ITC LAUNCHES INVESTIGATION ON POSSIBLE MODIFICATIONS
TO THE U.S. GENERALIZED SYSTEM OF PREFERENCES, 2003 REVIEW
The U.S. International Trade Commission (ITC) is seeking input for a newly initiated investigation concerning possible modifications to the Generalized System of Preferences (GSP).
The investigation, Advice Concerning Possible Modifications to the U.S. Generalized System of Preferences, 2003 Review (Investigation No. 332-459), was requested by the U.S. Trade Representative (USTR).
As requested, the ITC, an independent, nonpartisan, factfinding federal agency, will provide advice as to whether any industry in the United States is likely to be adversely affected by the addition of mufflers and exhaust pipes for motor vehicles and wheel rims for bicycles imported under HTS subheadings 8708.92.50 and 8714.92.10, respectively. Also, the Commission will provide advice as to whether any industry in the United States is likely to be adversely affected by the removal from eligibility for duty-free treatment under the GSP for adipic acid, HTS subheading 2917.12.10, and high-density polyethylene resins in primary forms, HTS subheadings 3901.10.00 (pt.) and 3901.20.00 (pt.); PET film, HTS subheading 3920.62.00; and PET bottle-grade resins in primary forms, HTS subheading 3907.60.00.10.
The study will also provide advice as to the adverse impacts of the granting of a waiver of the competitive need limits for fancy leather from Argentina, HTS subheading 4107.11.80; for cookware from Thailand, HTS subheading 7615.19.30; and for camcorders from Indonesia, HTS subheading 8525.40.80. "Competitive need limits" represent the maximum import level of a product that is eligible for duty-free treatment under the GSP; once the limit is reached, trade is considered "competitive," benefits are no longer needed, and imports of the article become ineligible for GSP treatment, unless a waiver is granted. With respect to the competitive need limit in section 503(c)(2)(A)(i)(I) of the 1974 Act, the Commission, as requested, will use the dollar value limit of $110,000,000.
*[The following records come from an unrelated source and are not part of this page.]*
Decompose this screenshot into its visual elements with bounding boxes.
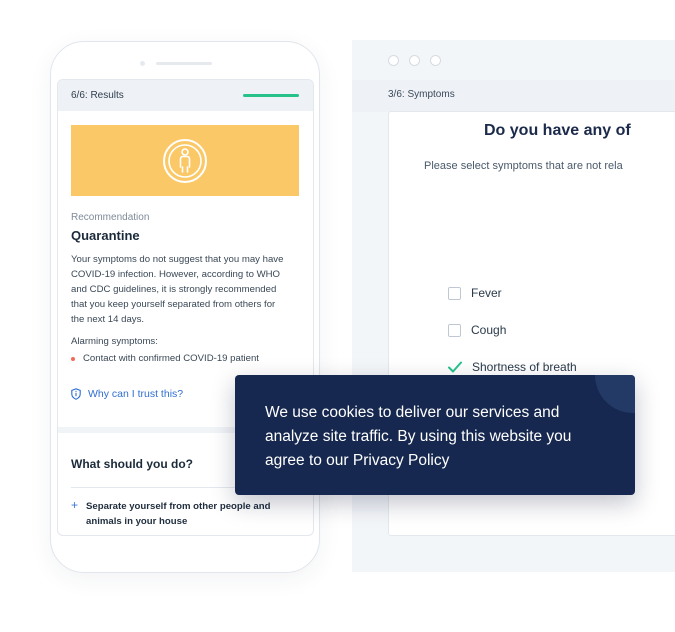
what-should-you-do-title: What should you do? — [71, 457, 193, 471]
symptom-option-shortness-of-breath[interactable]: Shortness of breath — [448, 360, 577, 374]
trust-link[interactable]: Why can I trust this? — [71, 388, 183, 400]
recommendation-title: Quarantine — [71, 228, 140, 243]
alarming-symptom-text: Contact with confirmed COVID-19 patient — [83, 353, 259, 364]
recommendation-label: Recommendation — [71, 212, 150, 223]
window-dot-icon[interactable] — [409, 55, 420, 66]
plus-icon[interactable]: + — [71, 499, 78, 529]
symptom-label: Fever — [471, 286, 502, 300]
window-controls — [388, 55, 441, 66]
results-step-label: 6/6: Results — [71, 90, 124, 101]
symptoms-question: Do you have any of — [484, 122, 631, 139]
symptom-label: Shortness of breath — [472, 360, 577, 374]
symptom-label: Cough — [471, 323, 507, 337]
recommendation-text-line: Your symptoms do not suggest that you ma… — [71, 254, 284, 265]
person-in-circle-icon — [163, 138, 207, 183]
action-item-line: animals in your house — [86, 516, 188, 527]
alarming-symptom-item: Contact with confirmed COVID-19 patient — [71, 353, 259, 364]
recommendation-text: Your symptoms do not suggest that you ma… — [71, 252, 303, 327]
phone-speaker — [156, 62, 212, 65]
symptom-option-fever[interactable]: Fever — [448, 286, 502, 300]
action-item-text: Separate yourself from other people and … — [86, 499, 270, 529]
window-dot-icon[interactable] — [430, 55, 441, 66]
cookie-message: We use cookies to deliver our services a… — [265, 401, 605, 473]
action-item-line: Separate yourself from other people and — [86, 501, 271, 512]
window-dot-icon[interactable] — [388, 55, 399, 66]
recommendation-text-line: COVID-19 infection. However, according t… — [71, 269, 281, 280]
checkbox[interactable] — [448, 323, 461, 337]
symptom-option-cough[interactable]: Cough — [448, 323, 506, 337]
symptoms-subtitle: Please select symptoms that are not rela — [424, 160, 623, 172]
checkbox[interactable] — [448, 286, 461, 300]
recommendation-banner — [71, 125, 299, 196]
recommendation-text-line: and CDC guidelines, it is strongly recom… — [71, 284, 277, 295]
cookie-banner: We use cookies to deliver our services a… — [235, 375, 635, 495]
shield-info-icon — [71, 388, 81, 400]
progress-bar — [243, 94, 299, 97]
results-step-header: 6/6: Results — [58, 80, 313, 111]
alarming-symptoms-label: Alarming symptoms: — [71, 336, 158, 347]
recommendation-text-line: that you keep yourself separated from ot… — [71, 299, 276, 310]
checkmark-icon[interactable] — [448, 361, 462, 373]
privacy-policy-link[interactable]: Privacy Policy — [353, 452, 449, 469]
recommendation-text-line: the next 14 days. — [71, 314, 145, 325]
phone-camera — [140, 61, 145, 66]
trust-link-text[interactable]: Why can I trust this? — [88, 388, 183, 400]
desktop-step-label: 3/6: Symptoms — [388, 89, 455, 100]
action-item[interactable]: + Separate yourself from other people an… — [71, 499, 291, 529]
bullet-dot-icon — [71, 356, 75, 361]
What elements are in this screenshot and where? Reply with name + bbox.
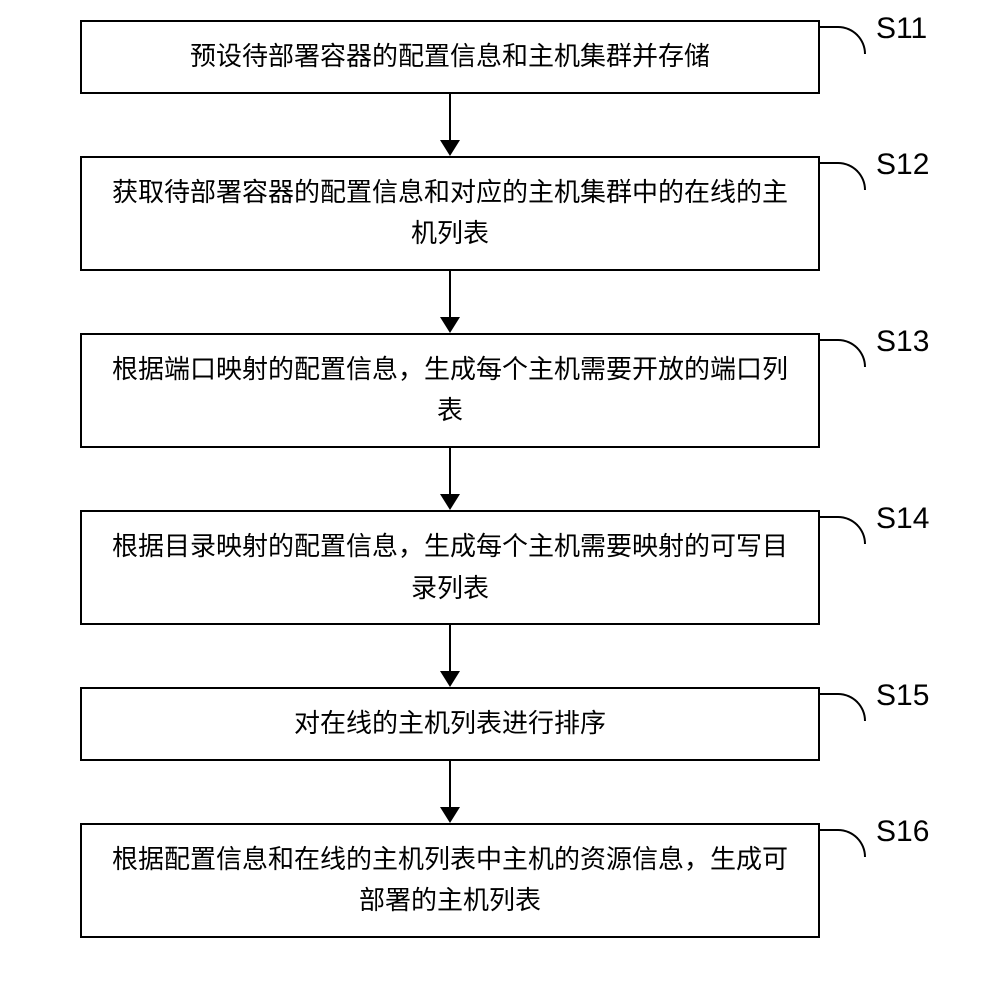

The USTR will publish full article descriptions in the Federal Register.
The ITC is expected to submit its confidential report to USTR by May 13, 2004. As soon as possible thereafter, the ITC will, as requested by USTR, issue a public version of the report containing only the unclassified sections, with any business confidential information deleted.
The ITC is seeking input for its new investigation from all interested parties and requests that the information focus on the articles for which the ITC is requested to provide information and advice. The ITC will hold a public hearing in connection with the investigation at 9:30 a.m. March 31, 2004. Requests to appear at the public hearing should be filed no later than 5:15 p.m. on March 4, 2004, with the Secretary, U.S. International Trade Commission, 500 E Street SW, Washington, DC 20436. In addition, persons appearing should file prehearing briefs (original and 14 copies) with the Secretary by the close of business on March 5, 2004. Posthearing briefs should be filed with the Secretary by close of business on April 2, 2004 For further information, please call 202-205-1806.
The ITC also welcomes written submissions for the record. Written submissions should be addressed to the Secretary to the Commission at the above address and should be submitted at the earliest practical date but no later than 5:15 p.m. on April 2, 2004.
ITC general factfinding investigations, such as this one, cover matters related to tariffs or trade and are generally conducted at the request of the U.S. Trade Representative, the Senate Committee on Finance, or the House Committee on Ways and Means. The resulting reports convey the Commission's objective findings and independent analyses on the subjects investigated. The Commission makes no recommendations on policy or other matters in its general factfinding reports. Upon completion of each investigation, the ITC submits its findings and analyses to the requester. General factfinding investigation reports are subsequently released to the public, unless they are classified by the requester for national security reasons.